La Coalition pour l’avenir de la Coalition pour l’avenir du Québec
Je crois plutôt que la Coalition dite «pour l’avenir du Québec» se préoccupe davantage de son propre avenir électoral… En bon politicien opportuniste, François Legault navigue de toute évidence à courte vue, se laissant dériver au gré des sondages et des remous médiatiques, testant slogans et phrases creuses selon la méthode de l’essai-erreur, à défaut d’avoir une véritable vision ou un plan structurant «pour l’avenir du Québec». Il voudrait bien nous embarquer dans son bateau, mais peine lamentablement à nous indiquer de façon claire la position où il se situe et la destination à atteindre.
Certes, un peu d’aplomb lorsqu’il s’agit d’aborder le sort que nous réserve le Canada, du moins en paroles, cela ne saurait faire de tort. C’est déjà mieux en tout cas que la mièvrerie et le larbinisme auxquels on nous a habitués. En revanche, la CAQ ne saurait ignorer que la constitution est cadenassée, et qu’il y a longtemps qu’on a jeté la clé de ce cadenas, quelque part au fond d’un des trois vastes océans qui bordent le sous-continent canadien.
Le chef caquiste n’a-t-il pas réalisé que nous sommes dans une impasse? La vérité, c’est que la constitution canadienne n’est pas réformable. Parmi les politiciens fédéralistes à Ottawa, il ne s’en trouve aucun pour crier d’enthousiasme à l’idée de rouvrir la constitution afin d’accommoder ce qu’il reste du Québec moderne. Depuis le Rapatriement unilatéral de 1982, Brian Mulroney, malheureusement pour lui, fut le premier et le dernier à oser saisir au vol cette patate chaude, avec les piètres résultats qu’on connaît… Meech, Charlottetown, ça vous rappelle quelque chose?

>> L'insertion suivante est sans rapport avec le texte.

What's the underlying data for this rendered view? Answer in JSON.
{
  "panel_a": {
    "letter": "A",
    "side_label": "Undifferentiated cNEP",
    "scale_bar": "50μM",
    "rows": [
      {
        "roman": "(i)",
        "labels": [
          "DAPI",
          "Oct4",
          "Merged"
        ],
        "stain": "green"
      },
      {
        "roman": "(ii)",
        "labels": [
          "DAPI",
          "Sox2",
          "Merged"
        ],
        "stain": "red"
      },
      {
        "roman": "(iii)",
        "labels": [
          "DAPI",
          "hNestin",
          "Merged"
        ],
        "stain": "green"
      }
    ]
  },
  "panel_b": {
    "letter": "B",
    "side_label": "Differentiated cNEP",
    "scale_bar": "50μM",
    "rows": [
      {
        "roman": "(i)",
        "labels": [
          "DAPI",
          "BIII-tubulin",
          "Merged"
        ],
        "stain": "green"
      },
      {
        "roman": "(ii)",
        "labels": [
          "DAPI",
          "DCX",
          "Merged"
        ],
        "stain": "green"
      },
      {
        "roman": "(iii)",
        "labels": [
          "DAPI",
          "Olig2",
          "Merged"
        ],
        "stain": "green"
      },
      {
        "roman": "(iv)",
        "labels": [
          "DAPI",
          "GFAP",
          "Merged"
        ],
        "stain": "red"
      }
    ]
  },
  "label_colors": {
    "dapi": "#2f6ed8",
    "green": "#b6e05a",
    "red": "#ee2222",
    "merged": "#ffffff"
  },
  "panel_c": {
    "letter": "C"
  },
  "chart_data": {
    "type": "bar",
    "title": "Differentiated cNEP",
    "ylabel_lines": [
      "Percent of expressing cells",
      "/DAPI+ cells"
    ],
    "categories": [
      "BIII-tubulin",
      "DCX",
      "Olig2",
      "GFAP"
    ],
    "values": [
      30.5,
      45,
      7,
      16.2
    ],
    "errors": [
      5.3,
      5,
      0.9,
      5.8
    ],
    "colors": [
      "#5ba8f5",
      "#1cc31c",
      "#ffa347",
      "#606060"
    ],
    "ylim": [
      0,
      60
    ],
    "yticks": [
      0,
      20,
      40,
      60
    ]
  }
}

On se donne le go pour l’indépendance!
L’indépendance nationale reste la seule solution envisageable pour quiconque songe sérieusement à faire progresser le Québec. La position «autonomiste», qui ne veut à peu près rien dire dans le contexte constitutionnel actuel, est intenable.
Tôt ou tard, monsieur Legault n’aura guère le choix de dire à quelle enseigne il loge. Que fera-t-il lorsqu’Ottawa lui opposera une fin de non-recevoir? Comment entend-il installer le Québec en position de force par rapport au Canada anglais, dans la mesure où il se priverait d’entrée de jeu de tout recours même hypothétique à la rupture, à l’indépendance? Se contentera-t-il au mieux de miettes qui, au final, nous laisseront tous sur notre faim? Il me semble qu’on peut faire davantage «pour l’avenir du Québec».
Le «pays imaginaire» dont il est question dans les interventions de monsieur Legault n’est décidément pas le Québec souverain des «Caribous» ou de monsieur Péladeau, mais bien le nouveau Canada rêvé par la CAQ. Et ce «nouveau nationalisme» qu’il nous sort de son chapeau, n’a certes de nouveau que le nom, si ce n’est également le nouvel échec qu’il laisse déjà présager.